13 responses to “The Top 10+ Reasons I Love Individuals with ASDs

  1. gbe

    September 24, 2010 at 5:00 PM

    Nonchalance – “Where are you going Ben?” “On a walk.” Three hours later I find out he walked to the bookstore, the coffee shop and back – probably two solid hours of walking.

    • jholverstott

      September 25, 2010 at 5:21 AM

      In that 60 minutes of shopping, another reason I love individuals with ASDs may have presented itself: Total engrossment in what they love, be it manga, hot rods, railroads, or movies of the 1920s.

  2. Kathleen

    September 25, 2010 at 1:02 AM

    My 19 year old son hugs everybody. He doesn’t realize that it isn’t appropriate to hug your male friends, your teachers, your parent’s friends, and people you just met. He is 6′ 3″ and has huge shoulders. When he hugs a person they know they have been hugged.

    • jholverstott

      September 25, 2010 at 5:22 AM

      There is nothing better than a bear hug — a hug that hugs back.

  3. Christopher Duvall

    September 25, 2010 at 5:22 AM

    Those seem to pretty much sum up my son and me. The brutal honesty and the social quirks that both of us have.

  4. Maureen Soricelli

    September 25, 2010 at 8:36 AM

    You have done a great job of rounding up what makes people with ASD great. I think the best thing about my son is that he is someone who reminds me not to worry. I think he is calmer about the ups and downs in life than I would have expected him to be. He’s dependable, trustworthy, analyzes the best way to do things, and follows up on the path he chooses.
    I asked a child with ASD how he thought he should do a particular task one time, and he said to me, “Do you think we should do this with a little love?” I told him that we should do everything with a little love. And that’s how you work with these children and adults, with a little love.

    • jholverstott

      September 25, 2010 at 3:37 PM

      Thank you for your comment. It literally caused an “oh yeah!” when you wrote “analyzes the best way to do things, and follows up”. So true and so admirable.

  5. Casdok

    September 26, 2010 at 8:20 PM

    My son wont tolerate staff ‘socialising’ on thier mobiles. Good for him!
    And i have learnt not to sweat the small stuff in life 🙂

  6. SKL

    September 27, 2010 at 9:10 PM

    My daughter has taught me to dance with abandon…always…no matter if it’s at the Farmers Market or in our living room or in church!

    • jholverstott

      September 27, 2010 at 10:56 PM

      I have a big smile on my face about this one. I have so much self-consciousness about dancing that the thought of her dancing is wonderful. Thank you for sharing and maybe your daughter BFAB — Born from a Boombox?!

  7. Emma Apple

    October 21, 2010 at 5:06 AM

    Love love this post! Definitely describes my daughter and myself too!

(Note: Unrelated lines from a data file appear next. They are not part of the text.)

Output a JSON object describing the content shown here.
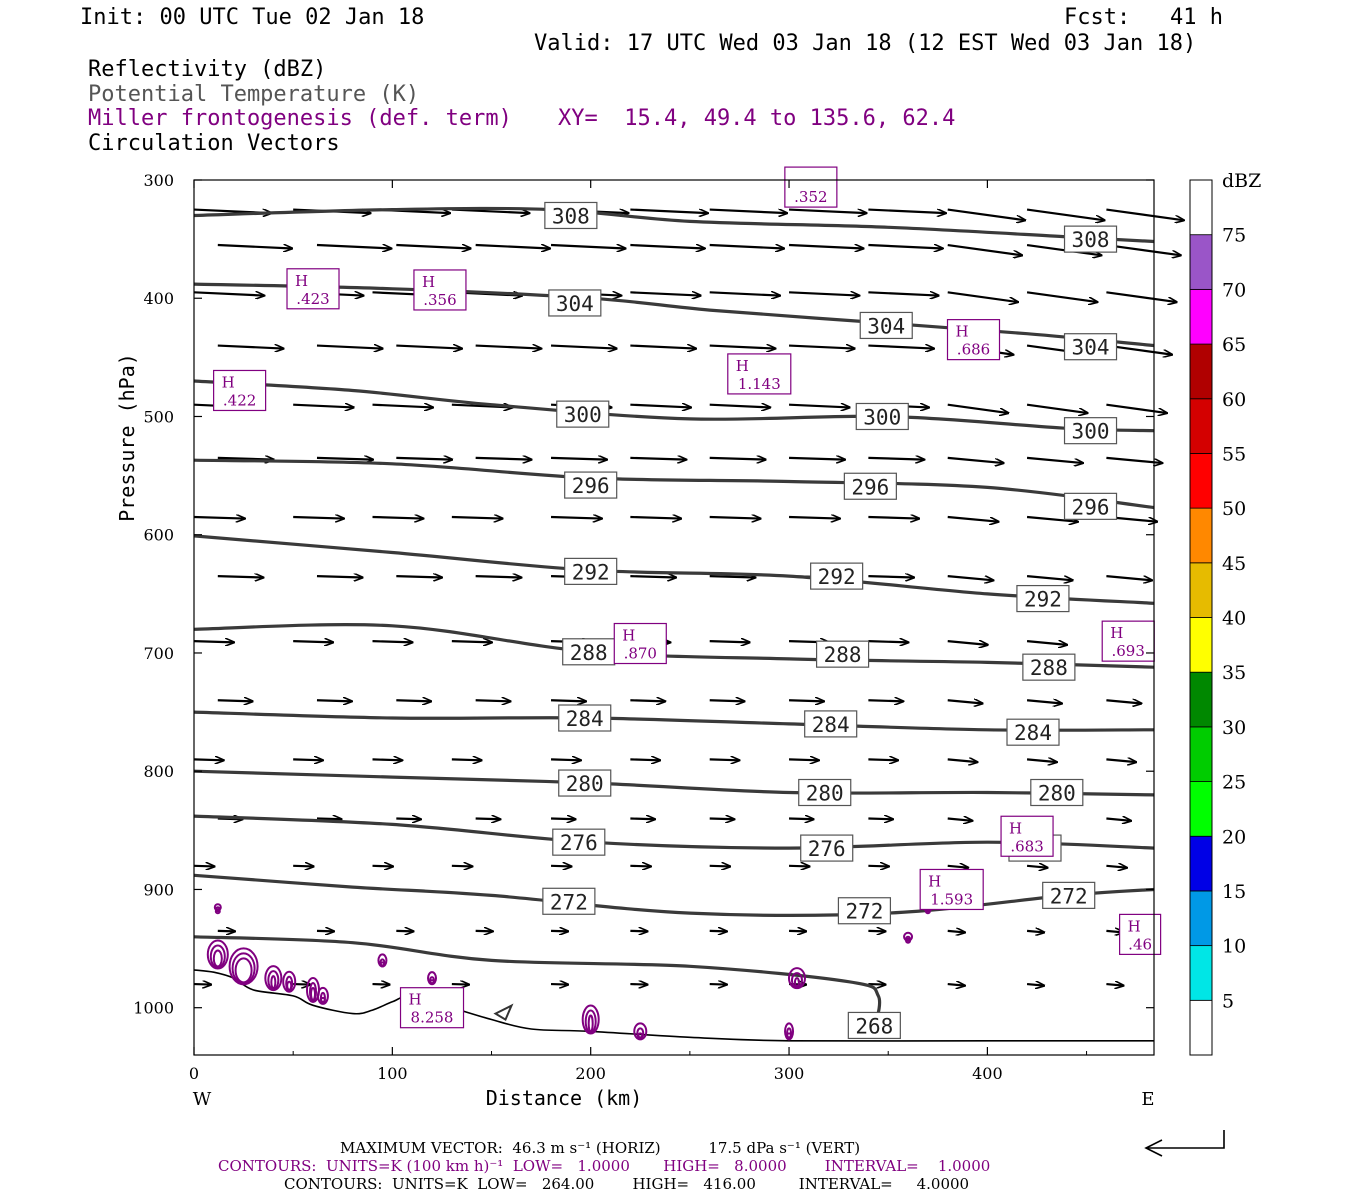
{
  "header": {
    "init": "Init: 00 UTC Tue 02 Jan 18",
    "fcst": "Fcst:   41 h",
    "valid": "Valid: 17 UTC Wed 03 Jan 18 (12 EST Wed 03 Jan 18)",
    "field1": "Reflectivity (dBZ)",
    "field2": "Potential Temperature (K)",
    "field3": "Miller frontogenesis (def. term)",
    "xy": "XY=  15.4, 49.4 to 135.6, 62.4",
    "field4": "Circulation Vectors"
  },
  "footer": {
    "line1": "MAXIMUM VECTOR:  46.3 m s⁻¹ (HORIZ)          17.5 dPa s⁻¹ (VERT)",
    "line2": "CONTOURS:  UNITS=K (100 km h)⁻¹  LOW=   1.0000       HIGH=   8.0000        INTERVAL=    1.0000",
    "line3": "CONTOURS:  UNITS=K  LOW=   264.00        HIGH=   416.00         INTERVAL=     4.0000"
  },
  "colors": {
    "theta": "#3a3a3a",
    "front": "#800080",
    "vector": "#000000"
  },
  "chart_data": {
    "type": "cross-section",
    "xlabel": "Distance (km)",
    "ylabel": "Pressure (hPa)",
    "xlim": [
      0,
      484
    ],
    "ylim": [
      300,
      1040
    ],
    "x_ticks": [
      0,
      100,
      200,
      300,
      400
    ],
    "y_ticks": [
      300,
      400,
      500,
      600,
      700,
      800,
      900,
      1000
    ],
    "x_end_labels": {
      "left": "W",
      "right": "E"
    },
    "grid": false,
    "theta_contours": [
      {
        "value": 308,
        "label": "308",
        "points": [
          [
            0,
            330
          ],
          [
            100,
            325
          ],
          [
            180,
            325
          ],
          [
            250,
            335
          ],
          [
            350,
            340
          ],
          [
            440,
            348
          ],
          [
            484,
            352
          ]
        ],
        "label_positions": [
          [
            190,
            330
          ],
          [
            452,
            350
          ]
        ]
      },
      {
        "value": 304,
        "label": "304",
        "points": [
          [
            0,
            388
          ],
          [
            100,
            392
          ],
          [
            200,
            400
          ],
          [
            260,
            410
          ],
          [
            340,
            420
          ],
          [
            420,
            430
          ],
          [
            484,
            440
          ]
        ],
        "label_positions": [
          [
            192,
            404
          ],
          [
            349,
            423
          ],
          [
            452,
            441
          ]
        ]
      },
      {
        "value": 300,
        "label": "300",
        "points": [
          [
            0,
            470
          ],
          [
            80,
            478
          ],
          [
            150,
            490
          ],
          [
            250,
            502
          ],
          [
            350,
            500
          ],
          [
            440,
            510
          ],
          [
            484,
            512
          ]
        ],
        "label_positions": [
          [
            196,
            498
          ],
          [
            347,
            500
          ],
          [
            452,
            512
          ]
        ]
      },
      {
        "value": 296,
        "label": "296",
        "points": [
          [
            0,
            537
          ],
          [
            100,
            540
          ],
          [
            200,
            552
          ],
          [
            300,
            555
          ],
          [
            400,
            560
          ],
          [
            484,
            577
          ]
        ],
        "label_positions": [
          [
            200,
            558
          ],
          [
            341,
            559
          ],
          [
            452,
            576
          ]
        ]
      },
      {
        "value": 292,
        "label": "292",
        "points": [
          [
            0,
            601
          ],
          [
            100,
            615
          ],
          [
            200,
            630
          ],
          [
            300,
            635
          ],
          [
            400,
            650
          ],
          [
            484,
            658
          ]
        ],
        "label_positions": [
          [
            200,
            631
          ],
          [
            324,
            635
          ],
          [
            428,
            654
          ]
        ]
      },
      {
        "value": 288,
        "label": "288",
        "points": [
          [
            0,
            680
          ],
          [
            100,
            677
          ],
          [
            200,
            699
          ],
          [
            300,
            705
          ],
          [
            400,
            708
          ],
          [
            484,
            712
          ]
        ],
        "label_positions": [
          [
            199,
            699
          ],
          [
            327,
            701
          ],
          [
            431,
            712
          ]
        ]
      },
      {
        "value": 284,
        "label": "284",
        "points": [
          [
            0,
            750
          ],
          [
            100,
            755
          ],
          [
            200,
            755
          ],
          [
            300,
            760
          ],
          [
            400,
            765
          ],
          [
            484,
            765
          ]
        ],
        "label_positions": [
          [
            197,
            755
          ],
          [
            321,
            760
          ],
          [
            423,
            767
          ]
        ]
      },
      {
        "value": 280,
        "label": "280",
        "points": [
          [
            0,
            800
          ],
          [
            100,
            805
          ],
          [
            200,
            810
          ],
          [
            300,
            818
          ],
          [
            400,
            818
          ],
          [
            484,
            820
          ]
        ],
        "label_positions": [
          [
            197,
            810
          ],
          [
            318,
            818
          ],
          [
            435,
            818
          ]
        ]
      },
      {
        "value": 276,
        "label": "276",
        "points": [
          [
            0,
            838
          ],
          [
            100,
            845
          ],
          [
            200,
            860
          ],
          [
            300,
            865
          ],
          [
            400,
            860
          ],
          [
            484,
            865
          ]
        ],
        "label_positions": [
          [
            194,
            860
          ],
          [
            319,
            865
          ],
          [
            424,
            865
          ]
        ]
      },
      {
        "value": 272,
        "label": "272",
        "points": [
          [
            0,
            888
          ],
          [
            80,
            898
          ],
          [
            150,
            905
          ],
          [
            250,
            920
          ],
          [
            350,
            920
          ],
          [
            440,
            905
          ],
          [
            484,
            900
          ]
        ],
        "label_positions": [
          [
            189,
            910
          ],
          [
            338,
            918
          ],
          [
            441,
            905
          ]
        ]
      },
      {
        "value": 268,
        "label": "268",
        "points": [
          [
            0,
            940
          ],
          [
            80,
            945
          ],
          [
            150,
            960
          ],
          [
            250,
            965
          ],
          [
            330,
            978
          ],
          [
            345,
            990
          ],
          [
            343,
            1018
          ]
        ],
        "label_positions": [
          [
            343,
            1015
          ]
        ]
      }
    ],
    "frontogenesis_maxima": [
      {
        "symbol": "H",
        "value": ".423",
        "at": [
          60,
          392
        ]
      },
      {
        "symbol": "H",
        "value": ".356",
        "at": [
          124,
          393
        ]
      },
      {
        "symbol": "H",
        "value": ".422",
        "at": [
          23,
          478
        ]
      },
      {
        "symbol": "H",
        "value": "1.143",
        "at": [
          285,
          464
        ]
      },
      {
        "symbol": "H",
        "value": ".686",
        "at": [
          393,
          435
        ]
      },
      {
        "symbol": "H",
        "value": ".870",
        "at": [
          225,
          692
        ]
      },
      {
        "symbol": "H",
        "value": ".693",
        "at": [
          471,
          690
        ]
      },
      {
        "symbol": "H",
        "value": ".683",
        "at": [
          420,
          855
        ]
      },
      {
        "symbol": "H",
        "value": "1.593",
        "at": [
          382,
          900
        ]
      },
      {
        "symbol": "H",
        "value": ".46",
        "at": [
          477,
          938
        ]
      },
      {
        "symbol": "H",
        "value": "8.258",
        "at": [
          120,
          1000
        ]
      },
      {
        "symbol": "",
        "value": ".352",
        "at": [
          311,
          306
        ]
      }
    ],
    "colorbar": {
      "title": "dBZ",
      "levels": [
        5,
        10,
        15,
        20,
        25,
        30,
        35,
        40,
        45,
        50,
        55,
        60,
        65,
        70,
        75
      ],
      "colors": [
        "#ffffff",
        "#00e6e6",
        "#0099e6",
        "#0000e6",
        "#00ff00",
        "#00cc00",
        "#008800",
        "#ffff00",
        "#e6bb00",
        "#ff8800",
        "#ff0000",
        "#d40000",
        "#b00000",
        "#ff00ff",
        "#9a55c8",
        "#ffffff"
      ]
    },
    "max_vector": {
      "horiz": 46.3,
      "horiz_units": "m s-1",
      "vert": 17.5,
      "vert_units": "dPa s-1"
    }
  }
}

    I’m sure there are things I’d add, but I think you captured it in your list so well.

  8. Mel

    October 21, 2010 at 1:24 PM

    Great post!
    Simplicity – I have a (almost) 3 year old who is yet to be diagnosed. He has many autistic traits though, including the ability to find beauty and an overwhelming sense of enjoyment in the simplest of things… Bubbles, balloons, spinning in circles, and my favorite, watching a feather or a piece of fluff float to the ground over and over again. When he’s excited, he smiles with his entire being. It just beams out of him and touches the hearts of those around him. I’ve never seen anything like it. He helps myself and others to appreciate the simple things in life, despite all of his complexities.

    Thank you for sharing and allowing me to share too.
    🙂 Mel

    • jholverstott

      October 21, 2010 at 3:13 PM

      Absolutely so true. So simple that it’s easy to overlook. Thanks, Mel, for adding to the infinite list!